Can somebody please tell me why Cochlear Implant manufactures have not embraced modern wireless technology? They do, but perhaps not in the way you think.
Why do we not see a:
Wireless, fully implanted electrode. Protected from all environmental elements. Swim, shower, extremely heat/cold no problem. Fully implanted systems have been around for a while, processors are often placed externally to allow easier updates, program improvements and swap over in the case of failures. Part of I project I worked on 20 years ago at knowles was to do with development of hermetically sealed mics for one of the big CI manufacturers, it didn’t really work out that well at the time.
Wireless mics. Could be worn as a tie-clip, necklace, earrings. Maybe wear two strategically placed on your body. Yes they can, but you still need a power supply for each element. Increased energy density means that some mic clips are quite small, but pin-head sized devices that transmit all day are some way off. Plus you need and agreed BAN standard that all your devices sing along happily to. That’s only just now happening from iPhone to other devices via BLE.
Wireless sound processor/power supply. iPhone type devise that powers the whole system from your pocket or purse. Speed, latency and still more batteries, anything that’s doing full time transmit and receive is just burning juice, juice that can be used for on site processing.

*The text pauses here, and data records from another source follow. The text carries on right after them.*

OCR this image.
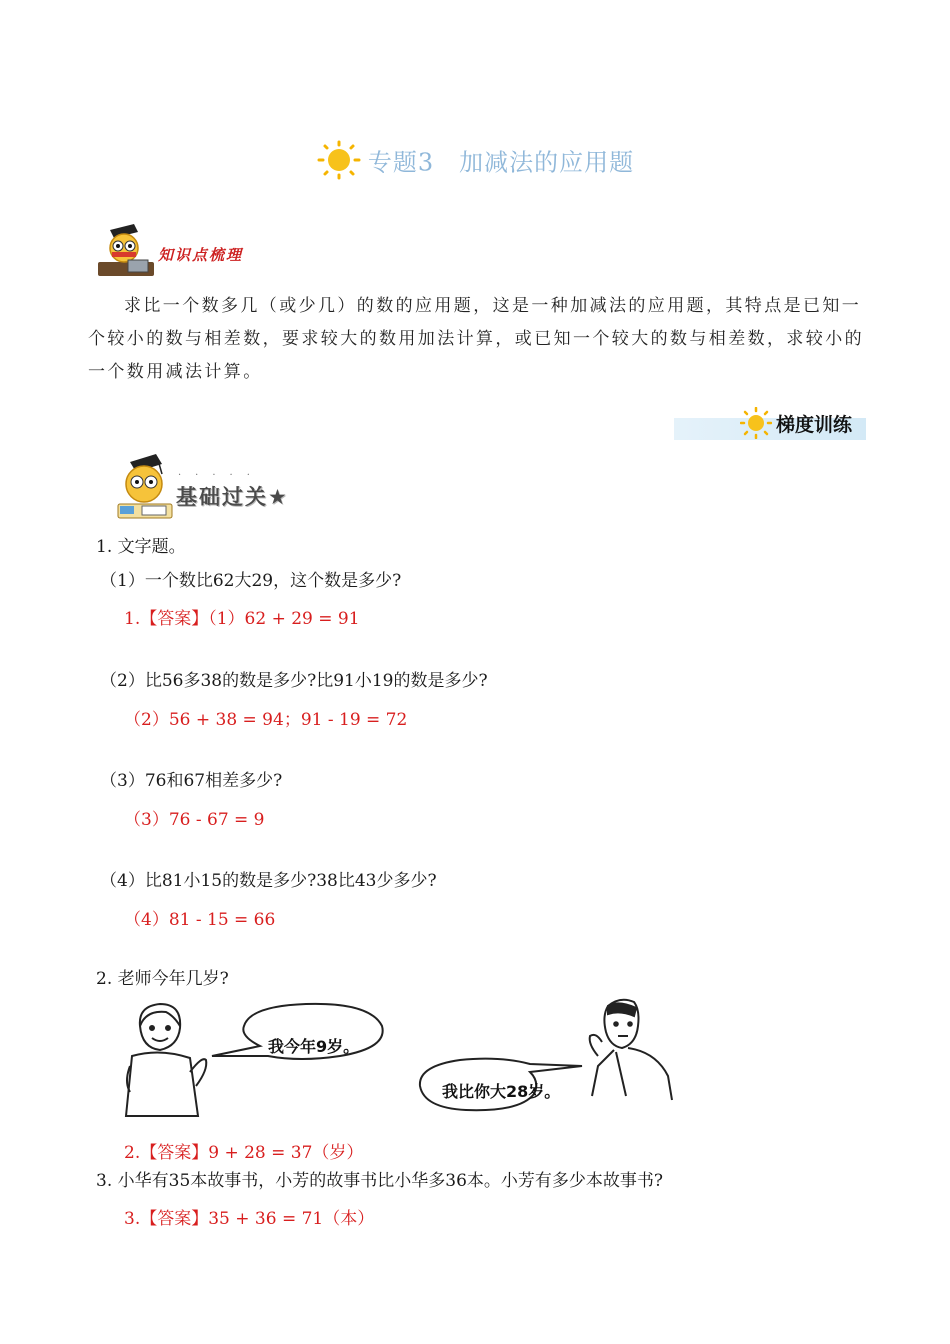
专题3　加减法的应用题
知识点梳理
求比一个数多几（或少几）的数的应用题，这是一种加减法的应用题，其特点是已知一个较小的数与相差数，要求较大的数用加法计算，或已知一个较大的数与相差数，求较小的一个数用减法计算。
梯度训练
·····
基础过关★
1. 文字题。
（1）一个数比62大29，这个数是多少?
1.【答案】（1）62 + 29 = 91
（2）比56多38的数是多少?比91小19的数是多少?
（2）56 + 38 = 94；91 - 19 = 72
（3）76和67相差多少?
（3）76 - 67 = 9
（4）比81小15的数是多少?38比43少多少?
（4）81 - 15 = 66
2. 老师今年几岁?
我今年9岁。
我比你大28岁。
2.【答案】9 + 28 = 37（岁）
3. 小华有35本故事书，小芳的故事书比小华多36本。小芳有多少本故事书?
3.【答案】35 + 36 = 71（本）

Totally invisible and far more user friendly. Totally invisible? Mics with battery supplies? As for user friendliness, I’m sure the ergonomics can use some work, but you’ve got to put a processor somewhere and the batteries.
All of this technology already exists and is readily available. - All of the tech to make flying cars has been around since the 1950s, but that hasn’t quite hit maturity yet either. I’m not belittling your issue, it must be incredibly tough to deal with, but having some insight into both the HA and CI industry: Even making one component hermetically sealed is a task, placing an aerial which is on a constant microwave transmit/receive cycle within open tissue is a whole different ask.
Surgery would be far less traumatic and invasive. Less stuff to cram into ones head. Less in what way? more transducers, more aerials, more batteries, more things to go wrong and get sued over.
Device already has FDA approval. Would only be a formality to take it Wireless. Perhaps you need to look a bit closer at what you’re asking in terms of standards, transmission and power requirements.
An invisible CI of this nature would cause this medical device market to explode. Millions more people would be implanted. Yeah in the not too distant future when we can routinely cyborg ourselves up with implantable tech. We aren’t miles away from it now, but there are some fairly major hurdles to resolve first.
This tech based industry has bee shockingly stagnant since 1980. Seriously! Not sure about that, you can ask pretty much any hearing aid wearer how their current hearing aid works vs. the on they had ten years ago. CI development has been a spin off of that, there’s less demand though, so improvements have been slower.
With the exception of a soft bendable electrode array, there has not been one significant improvement to this 1980 electrode technology in over threee decades. This is a travesty - that’s largely down to the size of the human cochlea though. The resolution of the number of nodes on the insert filament has gone from 5 to 20ish on my last read through, but there’s an engineering limit on that resolution due to the physical separation of those strands and the circumference of the oval window.